Radiant systems can also usually be run at six to eight degrees cooler than forced air (see also ‘How To Tell If Forced Air Heating Is Gas Or Electric‘), as hot air rises and the latter usually pushes the hot air in at the top of the room, reducing its effectiveness.
As water is more efficient at retaining heat, the system needs far less energy to reheat the recirculated water than a furnace does to reheat returning air. This results in energy savings of up to 30 percent.
These savings will only get better as solar heating systems continue to improve, promising to eventually replace the need for using grid power entirely in these systems.
Radiant floor heating, especially hydronic systems, can offer a lot of options, but also have some restrictions. Planning ahead will save a lot of time and effort when adding one of these systems to your home.
Best Places to Install
You will ideally want to install the system during construction or renovation, but it can also be important to consider whether you wish to do your entire house or just one or two rooms. Larger rooms where your family spends most of its time are the most ideal.
The most common areas to warrant coverage are bathrooms, uncarpeted bedrooms and living rooms, hallways, or kitchens (in a busy household). Some say that bathrooms should only be done when installing a full-house system, but there’s nothing better than stepping on a warm tile floor after waking up on a chilly winter morning.
You will also need to think carefully if you plan to add a cooling system. Radiant cooling should be installed in the ceiling, so you may want to further restrict partial installations to account for this fact.
Remember, a radiant floor heating system can be used to augment or replace an existing HVAC system, but it’s far more complicated than swapping out a furnace, so plan any partial coverage carefully.
Best Flooring for Radiant Heat
The type of flooring you use will have a major effect on the efficiency of your new radiant floor heating system. Thankfully, you have a few options.
Porcelain or Ceramic Tile
Tile is perhaps the most popular solution, boasting a high heat conduction rate and the ability to continue radiating stored heat in addition to what’s held in the underlying surface.
Right alongside tile are natural stone. Stone tiles work very similar to ceramic and work well in conjunction with the material beneath.
Laminate floors are also an excellent match, although you will want to pay attention to any heating restrictions by the manufacturer, since water damage from below can ruin laminate easily. As most manufacturers have a limit as high as 85 degrees Fahrenheit, it’s pretty hard to hit those restrictions.
Wood flooring suffers from reduced efficiency, but can still be used. It’s best to go with engineered wood flooring, as the underlying plywood is less likely to warp. Solid hardwood should be quarter-sawn for improved flexibility and to accommodate any thermal expansion.
In both cases, the floor will take longer to warm up and won’t hold the heat nearly as well as with other materials.
Worst Flooring for Radiant Heating
Conversely, we have several types of flooring that can negate the effectiveness of your new heating system.

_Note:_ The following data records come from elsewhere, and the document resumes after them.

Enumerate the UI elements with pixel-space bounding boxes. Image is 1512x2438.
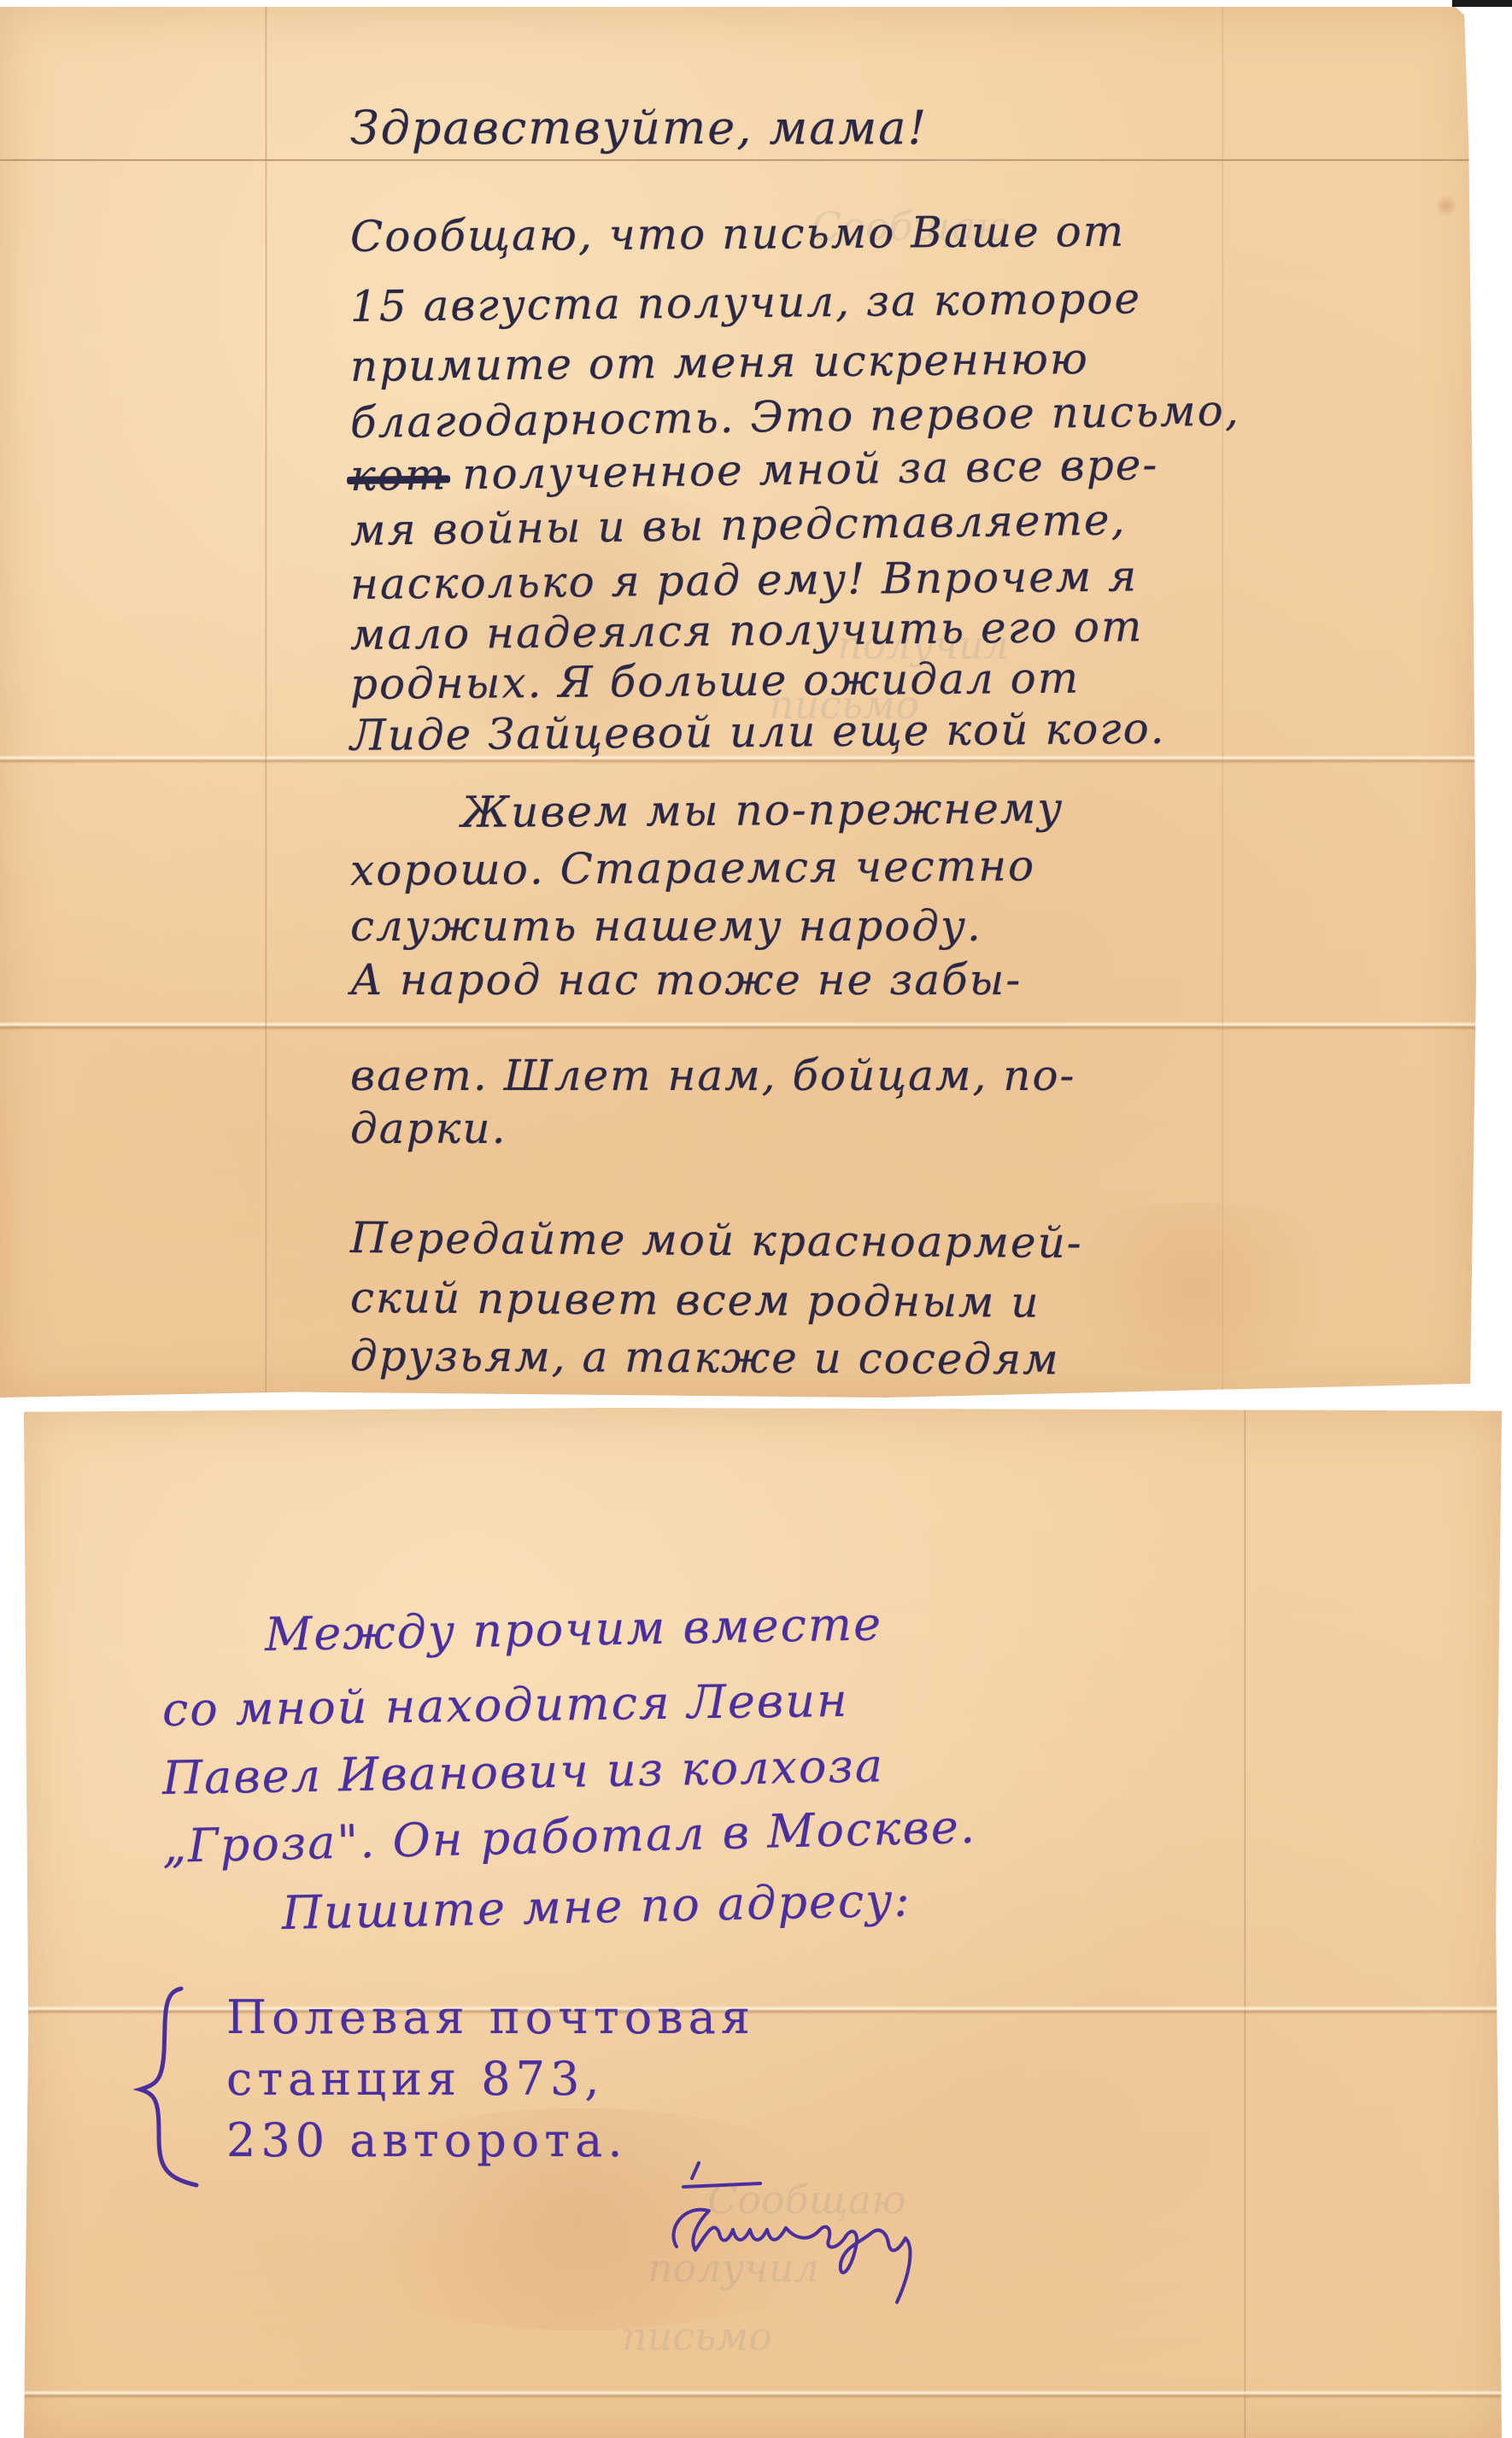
- letter-line: насколько я рад ему! Впрочем я: [350, 551, 1139, 609]
- letter-line: мало надеялся получить его от: [350, 601, 1144, 659]
- fold-line-vertical: [265, 7, 267, 1398]
- letter-line: дарки.: [350, 1104, 507, 1153]
- letter-greeting: Здравствуйте, мама!: [350, 101, 928, 155]
- letter-line: друзьям, а также и соседям: [350, 1331, 1060, 1384]
- address-line: 230 авторота.: [226, 2113, 628, 2167]
- signature-scribble: [658, 2161, 965, 2306]
- address-line: Полевая почтовая: [226, 1990, 755, 2044]
- letter-line-rest: полученное мной за все вре-: [462, 440, 1159, 499]
- letter-line: вает. Шлет нам, бойцам, по-: [350, 1051, 1075, 1100]
- fold-line-vertical: [1222, 7, 1224, 1398]
- letter-line: родных. Я больше ожидал от: [350, 653, 1081, 709]
- fold-crease: [0, 1022, 1476, 1030]
- bleed-through-text: письмо: [622, 2313, 772, 2359]
- paper-stain: [1435, 195, 1457, 217]
- letter-line: ский привет всем родным и: [350, 1273, 1040, 1327]
- letter-line: Передайте мой красноармей-: [350, 1213, 1083, 1268]
- struck-word: кот: [350, 449, 448, 501]
- letter-line: Между прочим вместе: [264, 1597, 882, 1661]
- curly-brace-icon: [128, 1984, 205, 2189]
- scan-edge-shadow: [1452, 0, 1512, 7]
- letter-line: Живем мы по-прежнему: [461, 783, 1064, 837]
- letter-line: Сообщаю, что письмо Ваше от: [350, 207, 1126, 261]
- letter-line: со мной находится Левин: [162, 1673, 849, 1737]
- letter-line: служить нашему народу.: [350, 901, 982, 951]
- fold-line: [0, 159, 1476, 161]
- fold-line-vertical: [1244, 1408, 1246, 2438]
- letter-line: А народ нас тоже не забы-: [350, 955, 1022, 1005]
- address-line: станция 873,: [226, 2052, 605, 2106]
- letter-line: 15 августа получил, за которое: [350, 273, 1142, 331]
- letter-line: хорошо. Стараемся честно: [350, 841, 1036, 895]
- letter-line: примите от меня искреннюю: [350, 334, 1089, 391]
- letter-line: Лиде Зайцевой или еще кой кого.: [350, 704, 1166, 760]
- fold-crease: [24, 2390, 1502, 2399]
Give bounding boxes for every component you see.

The biggest culprit is carpeting, which is designed to absorb heat but has terrible conductivity.
Similarly, concrete actually defeats itself when used as the main floor covering. Radiant systems rely upon layered flooring to help distribute and store heat. Without a higher layer of different material, the concrete loses most of its efficiency.
While not commonly used, rubber flooring is another terrible choice, as it will give off an unpleasant odor due to the heat.